O rapaz tentou correr, mas ainda tonto e com o gato dependurado, tropeçou e caiu novamente, derrubando mais poeira em si. Estava mais atordoado que da outra vez, mas acordado o suficiente para ver o gato subir em sua cabeça de caixa, e fazer as necessidades fisiológicas.

– Ele pensa que você é uma caixa de areia! – Disse o super-caixa, do outro lado da sala, rindo muito. Ensanguentado e quase morto, mas rindo.

Furioso, Alfredo se levantou com o gato acima da sua cabeça e correu em direção a uma janela fechada da espaçonave. Inesperadamente, assim que ele bateu a cabeça nela, esta se abriu. O pobre gato foi jogado para a escuridão do espaço.

– Caramba, isso foi cruel – disse o Homem-caixa, se arrastando até Alfredo – era só um gatinho, poxa.  

 

Parte 5 – Não desista de ler, é o último capítulo

O terráqueo já não era mais caixa, e havia até conseguido limpar um pouco dos dejetos deixados pelo gato.

– Acho que é isso, você consegue devolver a minha casa para o planeta terra? – perguntou, Alfredo.

– Sim, essa nave possui um reversor iônico quântico. Ao apertar ele, direcionado para a sua casa, ela retornará para o mesmo lugar em que estava um dia atrás.

– Esse dia foi muito louco, quem imaginaria que uma segunda-feira poderia ser tão doida? Bem que você poderia me visitar um dia desses.

– Claro, terráqueo! Sempre que estiver passando perto da terra, o Super-caixa irá te abençoar!

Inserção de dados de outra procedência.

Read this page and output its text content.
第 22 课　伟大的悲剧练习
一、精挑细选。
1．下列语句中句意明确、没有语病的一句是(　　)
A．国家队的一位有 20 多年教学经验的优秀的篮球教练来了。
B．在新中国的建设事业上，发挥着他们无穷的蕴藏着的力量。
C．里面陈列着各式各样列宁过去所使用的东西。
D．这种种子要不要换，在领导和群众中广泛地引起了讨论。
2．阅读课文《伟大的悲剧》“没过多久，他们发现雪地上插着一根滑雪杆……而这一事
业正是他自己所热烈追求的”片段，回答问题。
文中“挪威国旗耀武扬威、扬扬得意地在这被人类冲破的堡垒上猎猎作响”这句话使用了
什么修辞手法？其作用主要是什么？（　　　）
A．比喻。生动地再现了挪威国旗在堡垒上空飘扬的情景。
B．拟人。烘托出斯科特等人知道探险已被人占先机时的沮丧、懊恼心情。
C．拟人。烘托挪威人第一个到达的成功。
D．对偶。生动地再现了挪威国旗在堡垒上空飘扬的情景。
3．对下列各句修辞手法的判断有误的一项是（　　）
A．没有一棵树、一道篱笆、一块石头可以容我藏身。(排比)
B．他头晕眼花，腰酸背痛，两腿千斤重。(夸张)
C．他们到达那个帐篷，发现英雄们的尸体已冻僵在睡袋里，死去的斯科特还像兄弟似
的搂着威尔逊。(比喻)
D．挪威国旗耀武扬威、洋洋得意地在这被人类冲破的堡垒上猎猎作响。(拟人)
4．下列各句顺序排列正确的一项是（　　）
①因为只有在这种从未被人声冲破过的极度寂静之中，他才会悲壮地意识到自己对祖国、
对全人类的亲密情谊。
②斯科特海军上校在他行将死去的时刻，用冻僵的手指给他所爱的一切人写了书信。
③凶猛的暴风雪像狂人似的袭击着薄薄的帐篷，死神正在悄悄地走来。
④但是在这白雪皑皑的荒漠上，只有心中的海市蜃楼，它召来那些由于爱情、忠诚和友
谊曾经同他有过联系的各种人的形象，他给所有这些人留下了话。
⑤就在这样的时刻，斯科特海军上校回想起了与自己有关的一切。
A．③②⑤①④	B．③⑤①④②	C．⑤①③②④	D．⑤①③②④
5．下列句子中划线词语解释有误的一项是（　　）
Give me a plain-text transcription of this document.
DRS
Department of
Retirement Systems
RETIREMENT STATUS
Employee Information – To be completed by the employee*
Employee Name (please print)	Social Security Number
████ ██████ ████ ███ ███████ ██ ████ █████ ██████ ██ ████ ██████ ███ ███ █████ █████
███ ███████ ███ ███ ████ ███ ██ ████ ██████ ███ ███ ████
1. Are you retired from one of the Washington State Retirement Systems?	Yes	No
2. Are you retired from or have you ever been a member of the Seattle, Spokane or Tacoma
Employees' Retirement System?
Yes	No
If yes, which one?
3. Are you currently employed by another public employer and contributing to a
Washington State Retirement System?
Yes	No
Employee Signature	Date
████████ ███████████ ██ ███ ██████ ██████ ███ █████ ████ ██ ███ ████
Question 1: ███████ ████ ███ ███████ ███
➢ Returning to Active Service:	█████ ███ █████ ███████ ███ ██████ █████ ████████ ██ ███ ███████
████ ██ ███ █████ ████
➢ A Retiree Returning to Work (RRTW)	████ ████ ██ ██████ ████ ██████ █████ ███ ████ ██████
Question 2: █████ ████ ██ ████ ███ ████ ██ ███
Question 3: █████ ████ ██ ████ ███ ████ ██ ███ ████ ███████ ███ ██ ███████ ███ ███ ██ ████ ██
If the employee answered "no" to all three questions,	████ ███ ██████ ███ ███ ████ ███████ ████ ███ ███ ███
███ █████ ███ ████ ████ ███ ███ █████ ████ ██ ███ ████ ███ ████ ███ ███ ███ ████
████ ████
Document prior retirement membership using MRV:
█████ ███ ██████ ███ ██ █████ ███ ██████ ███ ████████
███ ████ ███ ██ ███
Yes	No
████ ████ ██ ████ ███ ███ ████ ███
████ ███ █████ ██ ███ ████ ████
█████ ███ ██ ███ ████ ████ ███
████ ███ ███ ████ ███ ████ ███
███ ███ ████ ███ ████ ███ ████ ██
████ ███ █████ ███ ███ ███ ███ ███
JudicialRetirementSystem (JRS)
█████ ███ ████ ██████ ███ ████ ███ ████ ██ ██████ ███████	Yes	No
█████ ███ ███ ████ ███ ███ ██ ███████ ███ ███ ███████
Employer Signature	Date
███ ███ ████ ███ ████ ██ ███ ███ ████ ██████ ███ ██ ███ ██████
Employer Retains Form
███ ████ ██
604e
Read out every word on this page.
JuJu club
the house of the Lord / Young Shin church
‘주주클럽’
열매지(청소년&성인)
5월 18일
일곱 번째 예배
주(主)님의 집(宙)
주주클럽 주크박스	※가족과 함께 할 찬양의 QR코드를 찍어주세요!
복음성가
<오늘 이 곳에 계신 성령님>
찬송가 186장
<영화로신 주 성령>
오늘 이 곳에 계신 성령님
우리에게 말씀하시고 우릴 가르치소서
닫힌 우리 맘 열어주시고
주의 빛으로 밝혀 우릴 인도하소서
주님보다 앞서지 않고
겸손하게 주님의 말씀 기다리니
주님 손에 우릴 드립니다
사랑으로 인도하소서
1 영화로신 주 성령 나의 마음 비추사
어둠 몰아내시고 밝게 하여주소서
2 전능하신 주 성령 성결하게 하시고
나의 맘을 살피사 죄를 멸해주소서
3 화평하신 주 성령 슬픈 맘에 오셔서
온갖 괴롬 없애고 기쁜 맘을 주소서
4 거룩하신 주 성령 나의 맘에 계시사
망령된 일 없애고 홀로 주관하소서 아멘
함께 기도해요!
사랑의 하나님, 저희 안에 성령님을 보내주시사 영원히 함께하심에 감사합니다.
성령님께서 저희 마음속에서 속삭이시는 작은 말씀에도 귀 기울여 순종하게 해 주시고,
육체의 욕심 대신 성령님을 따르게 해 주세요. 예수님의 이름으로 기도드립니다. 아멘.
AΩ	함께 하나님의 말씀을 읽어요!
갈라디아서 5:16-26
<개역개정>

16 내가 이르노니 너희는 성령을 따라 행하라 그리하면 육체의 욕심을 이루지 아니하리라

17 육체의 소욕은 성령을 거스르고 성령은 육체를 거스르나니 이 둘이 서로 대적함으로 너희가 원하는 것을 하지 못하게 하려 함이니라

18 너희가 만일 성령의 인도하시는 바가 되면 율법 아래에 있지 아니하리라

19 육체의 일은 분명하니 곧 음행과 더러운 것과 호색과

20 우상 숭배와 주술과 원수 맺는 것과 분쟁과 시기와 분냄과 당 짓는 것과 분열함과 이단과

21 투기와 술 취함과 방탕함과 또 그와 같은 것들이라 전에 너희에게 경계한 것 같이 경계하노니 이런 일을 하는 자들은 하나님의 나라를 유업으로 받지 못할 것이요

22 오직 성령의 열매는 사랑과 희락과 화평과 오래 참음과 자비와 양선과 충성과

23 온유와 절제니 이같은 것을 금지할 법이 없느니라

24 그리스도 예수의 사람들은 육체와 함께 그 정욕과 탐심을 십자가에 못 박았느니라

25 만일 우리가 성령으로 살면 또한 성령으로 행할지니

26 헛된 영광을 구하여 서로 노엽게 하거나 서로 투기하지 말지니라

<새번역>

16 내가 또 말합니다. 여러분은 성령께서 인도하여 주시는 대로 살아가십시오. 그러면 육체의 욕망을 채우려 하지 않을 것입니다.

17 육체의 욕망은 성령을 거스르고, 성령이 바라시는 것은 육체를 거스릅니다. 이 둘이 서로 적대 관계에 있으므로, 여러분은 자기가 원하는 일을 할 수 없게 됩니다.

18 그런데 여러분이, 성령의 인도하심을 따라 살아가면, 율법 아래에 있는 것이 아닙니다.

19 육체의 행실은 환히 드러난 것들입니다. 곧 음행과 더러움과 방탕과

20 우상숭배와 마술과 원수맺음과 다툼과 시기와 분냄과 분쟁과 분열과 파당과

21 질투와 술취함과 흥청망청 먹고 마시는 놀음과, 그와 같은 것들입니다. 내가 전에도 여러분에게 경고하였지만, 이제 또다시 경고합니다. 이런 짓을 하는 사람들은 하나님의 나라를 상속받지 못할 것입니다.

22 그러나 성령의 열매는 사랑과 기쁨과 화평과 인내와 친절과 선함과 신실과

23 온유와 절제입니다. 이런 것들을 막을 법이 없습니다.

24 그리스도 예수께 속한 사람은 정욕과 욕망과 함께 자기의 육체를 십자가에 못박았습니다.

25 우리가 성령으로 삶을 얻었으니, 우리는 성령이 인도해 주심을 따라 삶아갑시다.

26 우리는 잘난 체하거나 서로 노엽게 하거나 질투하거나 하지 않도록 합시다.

Os dois andaram pelos corredores, que ainda possuíam muitos homenzinhos verdes rechonchudos, inofensivos. E foram até o túnel acoplado na casa.

– Acho que é isso, não é? – Indagou, Alfredo. Que não estava muito otimista para retornar à vida de “vagabundio”.

– Não se preocupe, amigo! Ainda nos veremos! Coma bastante cereal!

– Por que disse isso? – perguntou, dando um leve sorriso.

– Não sei, me pareceu legal!

Alfredo entrou na casa, subiu as escadas e foi até o seu quarto. Olhou um pouco o espaço pela janela e, cansado, rapidamente foi para a cama e pegou no sono.

 

Parte 6 – Estava brincando, mas agora é o último mesmo

O despertador tocou. Já era terça-feira. Alfredo despreguiçou, e levantou mais disposto da cama. Escovou os dentes, mexeu no cabelo, e ainda de pijama foi até a cozinha. Olhou a caixa de cereal, e pensou: – por que, não?

Enquanto colocava o leite na tigela, a campainha tocou.

– Deixa que eu atendo! – gritou a mãe, descendo as escadas.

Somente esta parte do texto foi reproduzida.